The analysis of the pottery from our first season is underway and you can look forward to an exciting new feature, ‘Favourite sherd of the day’. Below is today’s.
This sherd is made of four fragments; the breaks are old, so they occurred at some time before or during deposition, rather than post-excavation (e.g. on the plane over to the lab). For analysis purposes they will therefore be treated as four individual sherds, although I’ll make a note that they all in fact used to be part of the same pot (MNI=1).
In terms of decoration, a couple of things are happening here. Someone used a very fine twisted string roulette – one of the finest I’ve ever come across – to make the pattern of sinuous lines which you can see at top and bottom. Then they smoothed a band about 2 cm wide across that roulettes surface and ran some kind of ‘comb’ across it – something with quite wide teeth and few gaps in between, so maybe a collection of flat-sectioned grasses, say. They also made a deeper groove at the top of this band (I say top, but of course orientation is guesswork – it could just as well be the bottom) – probably with a stick.
The inside surface is fairly well smoothed but has been left rather unfinished. The thickness of the sherd varies. All in all not a manically precise job there. However, the firing was very evenly done – the dark core at the centre, which is the part which has not completely oxidised – is even in thickness and spread (as far as I can tell – difficult without a fresh break). Also, the clay was quite finely sorted, featuring small mineral inclusions of pretty consistent size. So either the local clay was already nice and clean or, mroe likely, the potter spent some time soaking it and picking out large inclusions, roots etc.

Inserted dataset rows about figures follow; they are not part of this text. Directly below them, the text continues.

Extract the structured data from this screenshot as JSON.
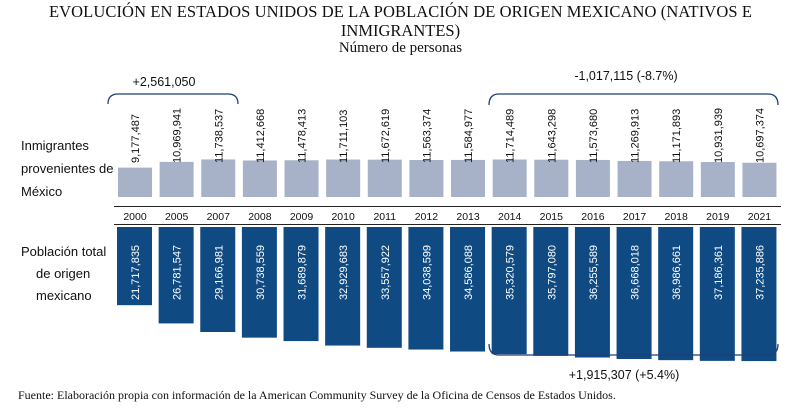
{
  "header": {
    "title_line1": "EVOLUCIÓN EN ESTADOS UNIDOS DE LA POBLACIÓN DE ORIGEN MEXICANO (NATIVOS E",
    "title_line2": "INMIGRANTES)",
    "subtitle": "Número de personas"
  },
  "labels": {
    "immigrants": [
      "Inmigrantes",
      "provenientes de",
      "México"
    ],
    "total": [
      "Población total",
      "de origen",
      "mexicano"
    ]
  },
  "annotations": {
    "immigrants_growth": "+2,561,050",
    "immigrants_decline": "-1,017,115 (-8.7%)",
    "total_growth": "+1,915,307 (+5.4%)"
  },
  "source": "Fuente: Elaboración propia con información de la American Community Survey de la Oficina de Censos de Estados Unidos.",
  "chart_data": {
    "type": "bar",
    "categories": [
      "2000",
      "2005",
      "2007",
      "2008",
      "2009",
      "2010",
      "2011",
      "2012",
      "2013",
      "2014",
      "2015",
      "2016",
      "2017",
      "2018",
      "2019",
      "2021"
    ],
    "series": [
      {
        "name": "Inmigrantes provenientes de México",
        "values": [
          9177487,
          10969941,
          11738537,
          11412668,
          11478413,
          11711103,
          11672619,
          11563374,
          11584977,
          11714489,
          11643298,
          11573680,
          11269913,
          11171893,
          10931939,
          10697374
        ],
        "labels": [
          "9,177,487",
          "10,969,941",
          "11,738,537",
          "11,412,668",
          "11,478,413",
          "11,711,103",
          "11,672,619",
          "11,563,374",
          "11,584,977",
          "11,714,489",
          "11,643,298",
          "11,573,680",
          "11,269,913",
          "11,171,893",
          "10,931,939",
          "10,697,374"
        ]
      },
      {
        "name": "Población total de origen mexicano",
        "values": [
          21717835,
          26781547,
          29166981,
          30738559,
          31689879,
          32929683,
          33557922,
          34038599,
          34586088,
          35320579,
          35797080,
          36255589,
          36668018,
          36986661,
          37186361,
          37235886
        ],
        "labels": [
          "21,717,835",
          "26,781,547",
          "29,166,981",
          "30,738,559",
          "31,689,879",
          "32,929,683",
          "33,557,922",
          "34,038,599",
          "34,586,088",
          "35,320,579",
          "35,797,080",
          "36,255,589",
          "36,668,018",
          "36,986,661",
          "37,186,361",
          "37,235,886"
        ]
      }
    ],
    "colors": {
      "immigrants": "#a7b1c8",
      "total": "#0f4a82",
      "bracket": "#1f3f77"
    }
  }
}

This sherd was excavated at around 100cm depth in Test pit 1 at site BLaf. Once the rest of the assemblage has been studied, and once the radiocarbon dates are back, we will have a first clue regarding the a possible age of this level and thus indirectly of this sherd. This is always a process of estimates, though, with margins of error at each stage. More on this anon.

meticulous!
The process is still going on in many places in Nigeria! Abubakar Sule will bear me out. I am interested about the cultural continuity running through the who savanna region.